Évidemment, il faisait allusion à la manière d'entrer dans l'état de conscience qui est le zen.

Le professeur est resté silencieux. Près de cinq minutes se sont écoulées pendant lesquelles le disciple a attendu avec anxiété la réponse. Il était sur le point de poser une autre question lorsque le professeur lui demanda tout à coup: "Entendez-vous le son de cette montagne brisée?"

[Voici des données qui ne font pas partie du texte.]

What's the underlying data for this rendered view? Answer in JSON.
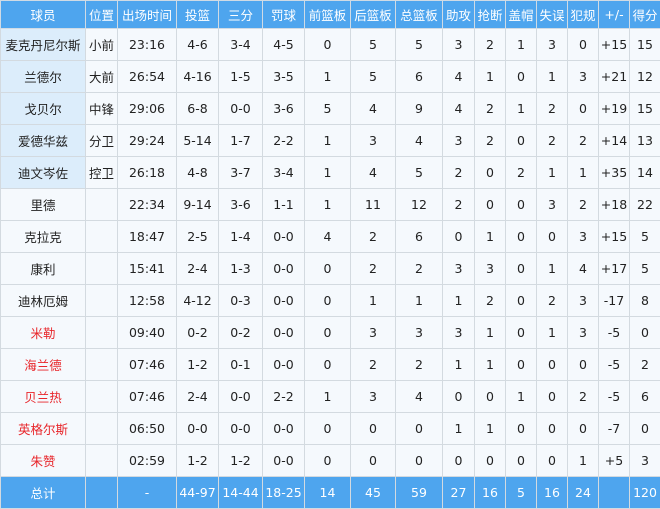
{
  "headers": [
    "球员",
    "位置",
    "出场时间",
    "投篮",
    "三分",
    "罚球",
    "前篮板",
    "后篮板",
    "总篮板",
    "助攻",
    "抢断",
    "盖帽",
    "失误",
    "犯规",
    "+/-",
    "得分"
  ],
  "rows": [
    {
      "name": "麦克丹尼尔斯",
      "pos": "小前",
      "starter": true,
      "red": false,
      "stats": [
        "23:16",
        "4-6",
        "3-4",
        "4-5",
        "0",
        "5",
        "5",
        "3",
        "2",
        "1",
        "3",
        "0",
        "+15",
        "15"
      ]
    },
    {
      "name": "兰德尔",
      "pos": "大前",
      "starter": true,
      "red": false,
      "stats": [
        "26:54",
        "4-16",
        "1-5",
        "3-5",
        "1",
        "5",
        "6",
        "4",
        "1",
        "0",
        "1",
        "3",
        "+21",
        "12"
      ]
    },
    {
      "name": "戈贝尔",
      "pos": "中锋",
      "starter": true,
      "red": false,
      "stats": [
        "29:06",
        "6-8",
        "0-0",
        "3-6",
        "5",
        "4",
        "9",
        "4",
        "2",
        "1",
        "2",
        "0",
        "+19",
        "15"
      ]
    },
    {
      "name": "爱德华兹",
      "pos": "分卫",
      "starter": true,
      "red": false,
      "stats": [
        "29:24",
        "5-14",
        "1-7",
        "2-2",
        "1",
        "3",
        "4",
        "3",
        "2",
        "0",
        "2",
        "2",
        "+14",
        "13"
      ]
    },
    {
      "name": "迪文岑佐",
      "pos": "控卫",
      "starter": true,
      "red": false,
      "stats": [
        "26:18",
        "4-8",
        "3-7",
        "3-4",
        "1",
        "4",
        "5",
        "2",
        "0",
        "2",
        "1",
        "1",
        "+35",
        "14"
      ]
    },
    {
      "name": "里德",
      "pos": "",
      "starter": false,
      "red": false,
      "stats": [
        "22:34",
        "9-14",
        "3-6",
        "1-1",
        "1",
        "11",
        "12",
        "2",
        "0",
        "0",
        "3",
        "2",
        "+18",
        "22"
      ]
    },
    {
      "name": "克拉克",
      "pos": "",
      "starter": false,
      "red": false,
      "stats": [
        "18:47",
        "2-5",
        "1-4",
        "0-0",
        "4",
        "2",
        "6",
        "0",
        "1",
        "0",
        "0",
        "3",
        "+15",
        "5"
      ]
    },
    {
      "name": "康利",
      "pos": "",
      "starter": false,
      "red": false,
      "stats": [
        "15:41",
        "2-4",
        "1-3",
        "0-0",
        "0",
        "2",
        "2",
        "3",
        "3",
        "0",
        "1",
        "4",
        "+17",
        "5"
      ]
    },
    {
      "name": "迪林厄姆",
      "pos": "",
      "starter": false,
      "red": false,
      "stats": [
        "12:58",
        "4-12",
        "0-3",
        "0-0",
        "0",
        "1",
        "1",
        "1",
        "2",
        "0",
        "2",
        "3",
        "-17",
        "8"
      ]
    },
    {
      "name": "米勒",
      "pos": "",
      "starter": false,
      "red": true,
      "stats": [
        "09:40",
        "0-2",
        "0-2",
        "0-0",
        "0",
        "3",
        "3",
        "3",
        "1",
        "0",
        "1",
        "3",
        "-5",
        "0"
      ]
    },
    {
      "name": "海兰德",
      "pos": "",
      "starter": false,
      "red": true,
      "stats": [
        "07:46",
        "1-2",
        "0-1",
        "0-0",
        "0",
        "2",
        "2",
        "1",
        "1",
        "0",
        "0",
        "0",
        "-5",
        "2"
      ]
    },
    {
      "name": "贝兰热",
      "pos": "",
      "starter": false,
      "red": true,
      "stats": [
        "07:46",
        "2-4",
        "0-0",
        "2-2",
        "1",
        "3",
        "4",
        "0",
        "0",
        "1",
        "0",
        "2",
        "-5",
        "6"
      ]
    },
    {
      "name": "英格尔斯",
      "pos": "",
      "starter": false,
      "red": true,
      "stats": [
        "06:50",
        "0-0",
        "0-0",
        "0-0",
        "0",
        "0",
        "0",
        "1",
        "1",
        "0",
        "0",
        "0",
        "-7",
        "0"
      ]
    },
    {
      "name": "朱赞",
      "pos": "",
      "starter": false,
      "red": true,
      "stats": [
        "02:59",
        "1-2",
        "1-2",
        "0-0",
        "0",
        "0",
        "0",
        "0",
        "0",
        "0",
        "0",
        "1",
        "+5",
        "3"
      ]
    }
  ],
  "total": {
    "name": "总计",
    "pos": "",
    "stats": [
      "-",
      "44-97",
      "14-44",
      "18-25",
      "14",
      "45",
      "59",
      "27",
      "16",
      "5",
      "16",
      "24",
      "",
      "120"
    ]
  },
  "colors": {
    "header": "#4ea5ee",
    "starter_bg": "#dcedfb",
    "row_bg": "#f5f9fd",
    "red_name": "#e8262b"
  }
}
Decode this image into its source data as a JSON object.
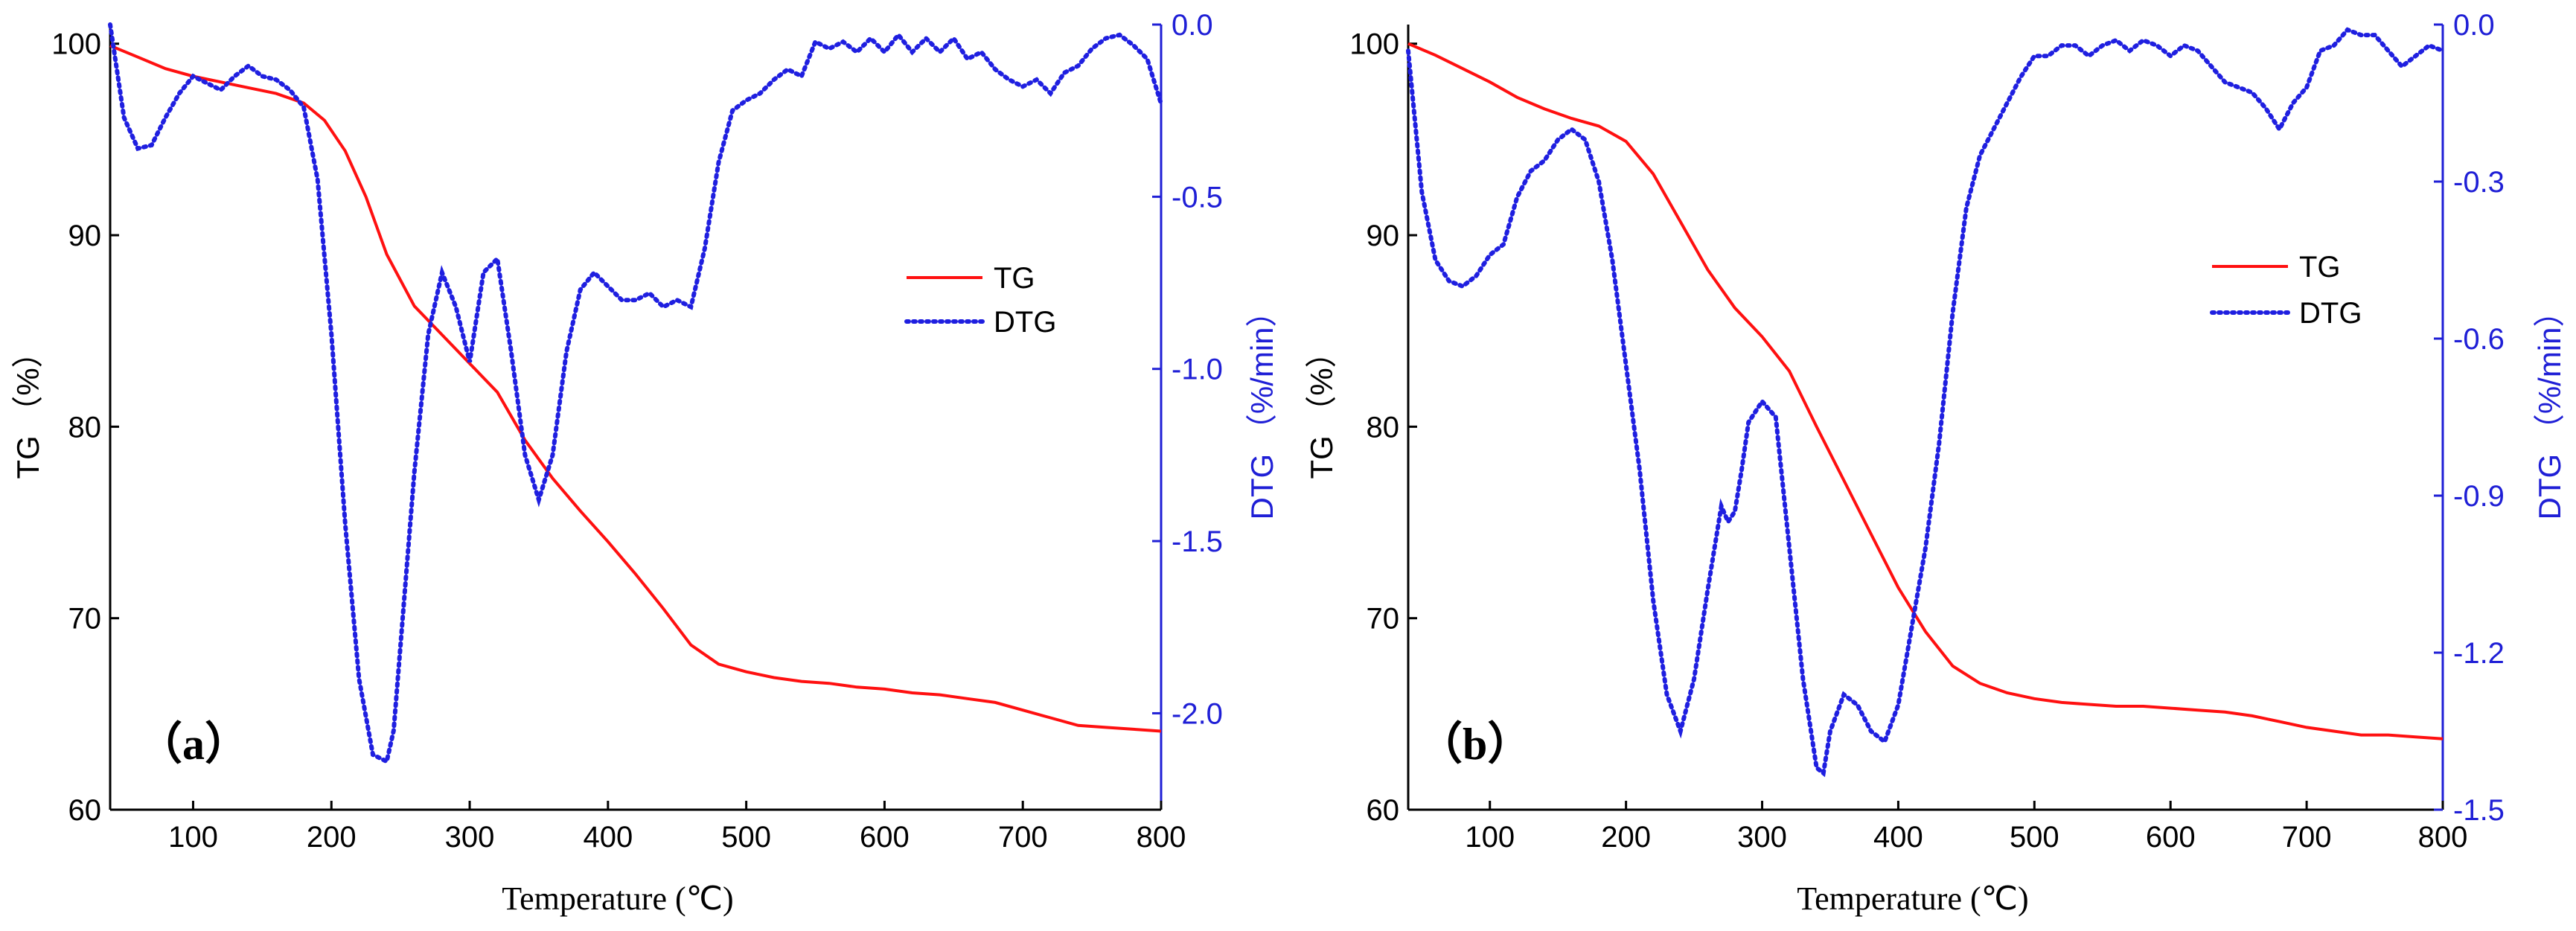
{
  "colors": {
    "tg": "#ff1010",
    "dtg": "#1f1fe0",
    "axis_right": "#1f1fd6"
  },
  "chart_data": [
    {
      "type": "line",
      "panel_label": "（a）",
      "xlabel": "Temperature (℃)",
      "ylabel": "TG （%）",
      "y2label": "DTG （%/min）",
      "xlim": [
        40,
        800
      ],
      "ylim": [
        60,
        101
      ],
      "y2lim": [
        -2.28,
        0.0
      ],
      "xticks": [
        100,
        200,
        300,
        400,
        500,
        600,
        700,
        800
      ],
      "yticks": [
        60,
        70,
        80,
        90,
        100
      ],
      "y2ticks": [
        0.0,
        -0.5,
        -1.0,
        -1.5,
        -2.0
      ],
      "y2tick_labels": [
        "0.0",
        "-0.5",
        "-1.0",
        "-1.5",
        "-2.0"
      ],
      "legend": [
        "TG",
        "DTG"
      ],
      "legend_position": "center-right",
      "series": [
        {
          "name": "TG",
          "axis": "left",
          "x": [
            40,
            60,
            80,
            100,
            120,
            140,
            160,
            180,
            195,
            210,
            225,
            240,
            260,
            280,
            300,
            320,
            340,
            360,
            380,
            400,
            420,
            440,
            460,
            480,
            500,
            520,
            540,
            560,
            580,
            600,
            620,
            640,
            660,
            680,
            700,
            720,
            740,
            760,
            780,
            800
          ],
          "values": [
            99.9,
            99.3,
            98.7,
            98.3,
            98.0,
            97.7,
            97.4,
            96.9,
            96.0,
            94.4,
            92.0,
            89.0,
            86.3,
            84.8,
            83.3,
            81.8,
            79.3,
            77.3,
            75.6,
            74.0,
            72.3,
            70.5,
            68.6,
            67.6,
            67.2,
            66.9,
            66.7,
            66.6,
            66.4,
            66.3,
            66.1,
            66.0,
            65.8,
            65.6,
            65.2,
            64.8,
            64.4,
            64.3,
            64.2,
            64.1
          ]
        },
        {
          "name": "DTG",
          "axis": "right",
          "x": [
            40,
            50,
            60,
            70,
            80,
            90,
            100,
            110,
            120,
            130,
            140,
            150,
            160,
            170,
            180,
            190,
            200,
            210,
            220,
            230,
            240,
            245,
            250,
            260,
            270,
            280,
            290,
            300,
            310,
            320,
            330,
            340,
            350,
            360,
            370,
            380,
            390,
            400,
            410,
            420,
            430,
            440,
            450,
            460,
            470,
            480,
            490,
            500,
            510,
            520,
            530,
            540,
            550,
            560,
            570,
            580,
            590,
            600,
            610,
            620,
            630,
            640,
            650,
            660,
            670,
            680,
            690,
            700,
            710,
            720,
            730,
            740,
            750,
            760,
            770,
            780,
            790,
            800
          ],
          "values": [
            0.0,
            -0.27,
            -0.36,
            -0.35,
            -0.27,
            -0.2,
            -0.15,
            -0.17,
            -0.19,
            -0.15,
            -0.12,
            -0.15,
            -0.16,
            -0.19,
            -0.24,
            -0.45,
            -0.9,
            -1.45,
            -1.9,
            -2.12,
            -2.14,
            -2.05,
            -1.8,
            -1.3,
            -0.9,
            -0.72,
            -0.82,
            -0.98,
            -0.72,
            -0.68,
            -0.95,
            -1.25,
            -1.38,
            -1.25,
            -0.95,
            -0.77,
            -0.72,
            -0.76,
            -0.8,
            -0.8,
            -0.78,
            -0.82,
            -0.8,
            -0.82,
            -0.65,
            -0.4,
            -0.25,
            -0.22,
            -0.2,
            -0.16,
            -0.13,
            -0.15,
            -0.05,
            -0.07,
            -0.05,
            -0.08,
            -0.04,
            -0.08,
            -0.03,
            -0.08,
            -0.04,
            -0.08,
            -0.04,
            -0.1,
            -0.08,
            -0.13,
            -0.16,
            -0.18,
            -0.16,
            -0.2,
            -0.14,
            -0.12,
            -0.07,
            -0.04,
            -0.03,
            -0.06,
            -0.1,
            -0.23
          ]
        }
      ]
    },
    {
      "type": "line",
      "panel_label": "（b）",
      "xlabel": "Temperature (℃)",
      "ylabel": "TG （%）",
      "y2label": "DTG （%/min）",
      "xlim": [
        40,
        800
      ],
      "ylim": [
        60,
        101
      ],
      "y2lim": [
        -1.5,
        0.0
      ],
      "xticks": [
        100,
        200,
        300,
        400,
        500,
        600,
        700,
        800
      ],
      "yticks": [
        60,
        70,
        80,
        90,
        100
      ],
      "y2ticks": [
        0.0,
        -0.3,
        -0.6,
        -0.9,
        -1.2,
        -1.5
      ],
      "y2tick_labels": [
        "0.0",
        "-0.3",
        "-0.6",
        "-0.9",
        "-1.2",
        "-1.5"
      ],
      "legend": [
        "TG",
        "DTG"
      ],
      "legend_position": "center-right",
      "series": [
        {
          "name": "TG",
          "axis": "left",
          "x": [
            40,
            60,
            80,
            100,
            120,
            140,
            160,
            180,
            200,
            220,
            240,
            260,
            280,
            300,
            320,
            340,
            360,
            380,
            400,
            420,
            440,
            460,
            480,
            500,
            520,
            540,
            560,
            580,
            600,
            620,
            640,
            660,
            680,
            700,
            720,
            740,
            760,
            780,
            800
          ],
          "values": [
            100.0,
            99.4,
            98.7,
            98.0,
            97.2,
            96.6,
            96.1,
            95.7,
            94.9,
            93.2,
            90.7,
            88.2,
            86.2,
            84.7,
            82.9,
            80.0,
            77.2,
            74.4,
            71.6,
            69.3,
            67.5,
            66.6,
            66.1,
            65.8,
            65.6,
            65.5,
            65.4,
            65.4,
            65.3,
            65.2,
            65.1,
            64.9,
            64.6,
            64.3,
            64.1,
            63.9,
            63.9,
            63.8,
            63.7
          ]
        },
        {
          "name": "DTG",
          "axis": "right",
          "x": [
            40,
            50,
            60,
            70,
            80,
            90,
            100,
            110,
            120,
            130,
            140,
            150,
            160,
            170,
            180,
            190,
            200,
            210,
            220,
            230,
            240,
            250,
            260,
            270,
            275,
            280,
            285,
            290,
            300,
            310,
            320,
            330,
            340,
            345,
            350,
            360,
            370,
            380,
            390,
            400,
            410,
            420,
            430,
            440,
            450,
            460,
            470,
            480,
            490,
            500,
            510,
            520,
            530,
            540,
            550,
            560,
            570,
            580,
            590,
            600,
            610,
            620,
            630,
            640,
            650,
            660,
            670,
            680,
            690,
            700,
            710,
            720,
            730,
            740,
            750,
            760,
            770,
            780,
            790,
            800
          ],
          "values": [
            -0.05,
            -0.32,
            -0.45,
            -0.49,
            -0.5,
            -0.48,
            -0.44,
            -0.42,
            -0.33,
            -0.28,
            -0.26,
            -0.22,
            -0.2,
            -0.22,
            -0.3,
            -0.45,
            -0.65,
            -0.85,
            -1.1,
            -1.28,
            -1.35,
            -1.25,
            -1.08,
            -0.92,
            -0.95,
            -0.93,
            -0.85,
            -0.76,
            -0.72,
            -0.75,
            -1.0,
            -1.25,
            -1.42,
            -1.43,
            -1.35,
            -1.28,
            -1.3,
            -1.35,
            -1.37,
            -1.3,
            -1.15,
            -1.0,
            -0.8,
            -0.55,
            -0.35,
            -0.25,
            -0.2,
            -0.15,
            -0.1,
            -0.06,
            -0.06,
            -0.04,
            -0.04,
            -0.06,
            -0.04,
            -0.03,
            -0.05,
            -0.03,
            -0.04,
            -0.06,
            -0.04,
            -0.05,
            -0.08,
            -0.11,
            -0.12,
            -0.13,
            -0.16,
            -0.2,
            -0.15,
            -0.12,
            -0.05,
            -0.04,
            -0.01,
            -0.02,
            -0.02,
            -0.05,
            -0.08,
            -0.06,
            -0.04,
            -0.05
          ]
        }
      ]
    }
  ]
}
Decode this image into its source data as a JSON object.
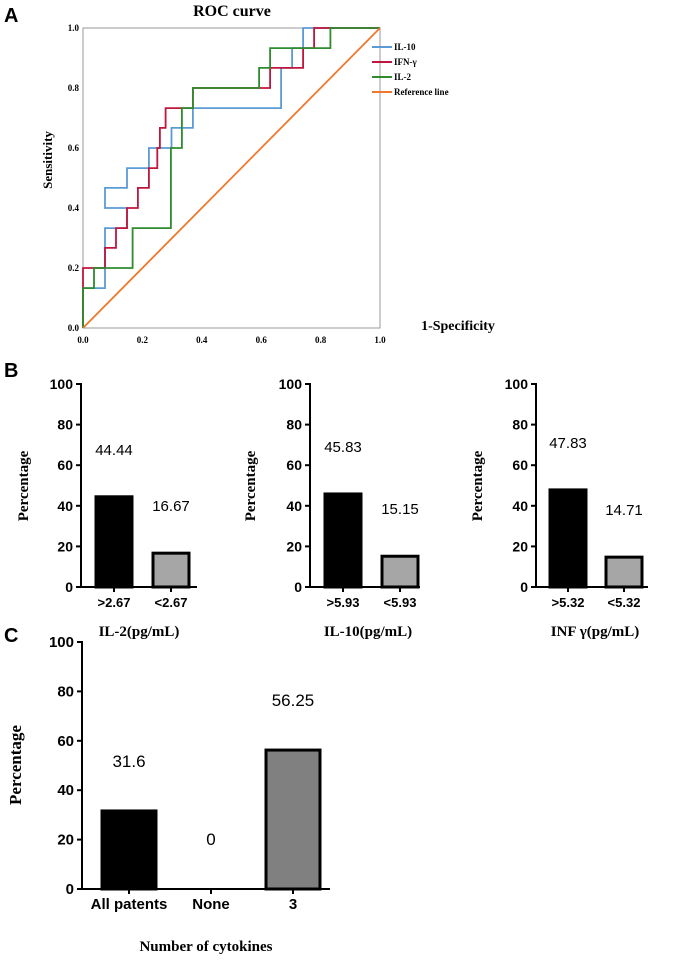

Le disciple n'avait remarqué aucun ruisseau. Il était trop occupé à réfléchir à la signification du zen, puis il accorda une attention particulière au son et son esprit bruyant commença à se calmer. Au début, il n'a rien entendu. Plus tard, ses pensées ont cédé la place à un état de vigilance jusqu'à ce qu'il entende le murmure presque imperceptible d'un ravin au loin.

"Oui, je l'entends maintenant, " dit-il.

Le professeur leva un doigt et d'un air à la fois dur et doux, dit: "Entrez Zen à partir de là."

Le disciple était stupéfait. C'était son satori, un éclair d'illumination. Il savait ce qu'était le Zen sans savoir ce qu'il savait.

Puis ils continuèrent leur chemin en silence. Le disciple n'a pas quitté son étonnement de ressentir la vie du monde qui l'entourait. Il a tout vécu comme si c'était la première fois. Cependant, petit à petit, il a commencé à réfléchir à nouveau. Le bruit de son esprit étouffa à nouveau le silence de sa conscience et il posa bientôt une autre question: "professeur", dit-il, "j'ai réfléchi. Qu'aurais-tu dit si je n'avais pas pu entendre le ravin dans la montagne? »Le maître s'arrêta, le regarda, leva le doigt et dit:« Entrez Zen de là-bas ».